COMPARISON OF PREJUNCTIONALα‐ADRENOCEPTORS AT THE NEUROMUSCULAR JUNCTION WITH VASCULAR POSTJUNCTIONALα‐RECEPTORS IN CAT SKELETAL MUSCLE

1 Activation of pre‐junctional α‐adrenoceptors at the skeletal neuromuscular junction enhances acetylcholine release whereas activation of such receptors at autonomic nerve endings inhibits transmitter output. In the present study the characteristics of pre‐junctional α‐adrenoceptors at motor nerve terminals have been compared with post‐junctional (vascular) α‐adrenoceptors*in the cat hind limb. 2 Reversal of partial (‐I‐)‐tubocurarine blockade of contractions of the tibialis anterior muscle was used to monitor pre‐junctional activity and increases in hindlimb vascular resistance to assess post‐junctional actions at α‐adrenoceptors. 3 Responses to intra‐arterial injections of noradrenaline, adrenaline, phenylephrine, oxymetazoline, methoxamine and clonidine were monitored. Dose‐response lines for all the compounds except clonidine were parallel.

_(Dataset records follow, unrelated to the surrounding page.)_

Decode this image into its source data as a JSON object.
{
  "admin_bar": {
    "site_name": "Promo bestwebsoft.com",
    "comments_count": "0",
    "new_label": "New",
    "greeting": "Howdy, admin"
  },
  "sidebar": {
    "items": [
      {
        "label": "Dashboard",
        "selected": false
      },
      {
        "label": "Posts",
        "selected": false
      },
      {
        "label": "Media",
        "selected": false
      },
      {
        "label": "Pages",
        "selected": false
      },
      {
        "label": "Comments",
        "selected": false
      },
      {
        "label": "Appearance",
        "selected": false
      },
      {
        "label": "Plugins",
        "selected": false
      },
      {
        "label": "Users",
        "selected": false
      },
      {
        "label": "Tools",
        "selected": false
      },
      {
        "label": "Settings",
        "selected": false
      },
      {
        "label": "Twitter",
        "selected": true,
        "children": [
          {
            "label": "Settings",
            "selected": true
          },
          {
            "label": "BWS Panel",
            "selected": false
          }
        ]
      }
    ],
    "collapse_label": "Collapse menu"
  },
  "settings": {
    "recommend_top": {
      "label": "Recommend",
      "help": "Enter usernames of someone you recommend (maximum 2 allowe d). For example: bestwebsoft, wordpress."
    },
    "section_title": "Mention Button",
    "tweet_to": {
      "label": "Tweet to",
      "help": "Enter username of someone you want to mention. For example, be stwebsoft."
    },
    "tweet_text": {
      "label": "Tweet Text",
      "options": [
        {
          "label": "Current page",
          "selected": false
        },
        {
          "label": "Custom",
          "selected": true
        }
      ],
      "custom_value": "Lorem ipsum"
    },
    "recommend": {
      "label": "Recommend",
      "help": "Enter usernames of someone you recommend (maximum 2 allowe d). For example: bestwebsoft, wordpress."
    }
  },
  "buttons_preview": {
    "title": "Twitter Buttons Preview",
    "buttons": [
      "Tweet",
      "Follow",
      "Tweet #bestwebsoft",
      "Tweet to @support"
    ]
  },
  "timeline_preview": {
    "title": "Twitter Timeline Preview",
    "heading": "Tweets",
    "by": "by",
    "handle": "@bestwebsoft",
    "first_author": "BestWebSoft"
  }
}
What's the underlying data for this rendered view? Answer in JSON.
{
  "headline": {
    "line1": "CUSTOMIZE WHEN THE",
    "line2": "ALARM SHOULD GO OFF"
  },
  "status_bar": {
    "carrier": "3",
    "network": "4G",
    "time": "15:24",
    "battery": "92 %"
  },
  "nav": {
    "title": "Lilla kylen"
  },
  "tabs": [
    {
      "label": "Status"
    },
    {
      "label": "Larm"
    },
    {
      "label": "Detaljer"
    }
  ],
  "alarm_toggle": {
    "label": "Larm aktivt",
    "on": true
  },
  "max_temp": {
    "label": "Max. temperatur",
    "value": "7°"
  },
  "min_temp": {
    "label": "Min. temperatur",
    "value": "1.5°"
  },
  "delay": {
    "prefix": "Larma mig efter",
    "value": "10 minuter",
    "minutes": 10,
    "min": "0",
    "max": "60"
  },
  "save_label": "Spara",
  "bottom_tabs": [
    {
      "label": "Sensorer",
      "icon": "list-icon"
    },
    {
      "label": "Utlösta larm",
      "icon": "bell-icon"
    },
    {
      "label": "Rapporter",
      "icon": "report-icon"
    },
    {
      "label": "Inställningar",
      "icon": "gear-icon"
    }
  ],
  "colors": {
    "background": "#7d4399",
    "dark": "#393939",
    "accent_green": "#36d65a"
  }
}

The latter agent produced only weak and inconsistent effects. 4 Ratios of the doses of the agents required to produce pre‐ and post‐junctional effects indicated that oxymetazoline and adrenaline possessed some preferential activity at post‐junctional sites, whereas the remaining agents were non‐selective in their actions. If dose‐ratios with respect to noradrenaline were compared at the two sites none of the compounds possessed a marked degree of selectivity. 5 In the presence of phentolamine or tolazoline, dose‐response curves to the pre‐ and post‐junctional effects of phenylephrine were shifted to a similar extent. Thymoxamine showed preferential activity as a pre‐junctionalα‐receptor antagonist. 6 In comparing the results of this study with those of other authors, it is apparent that there are marked differences in the characteristics of pre‐junctionalα‐receptors at the skeletal neuromuscular junction and at autonomic nerve endings. The pre‐ and post‐junctionalα‐receptors in skeletal muscle show less divergence.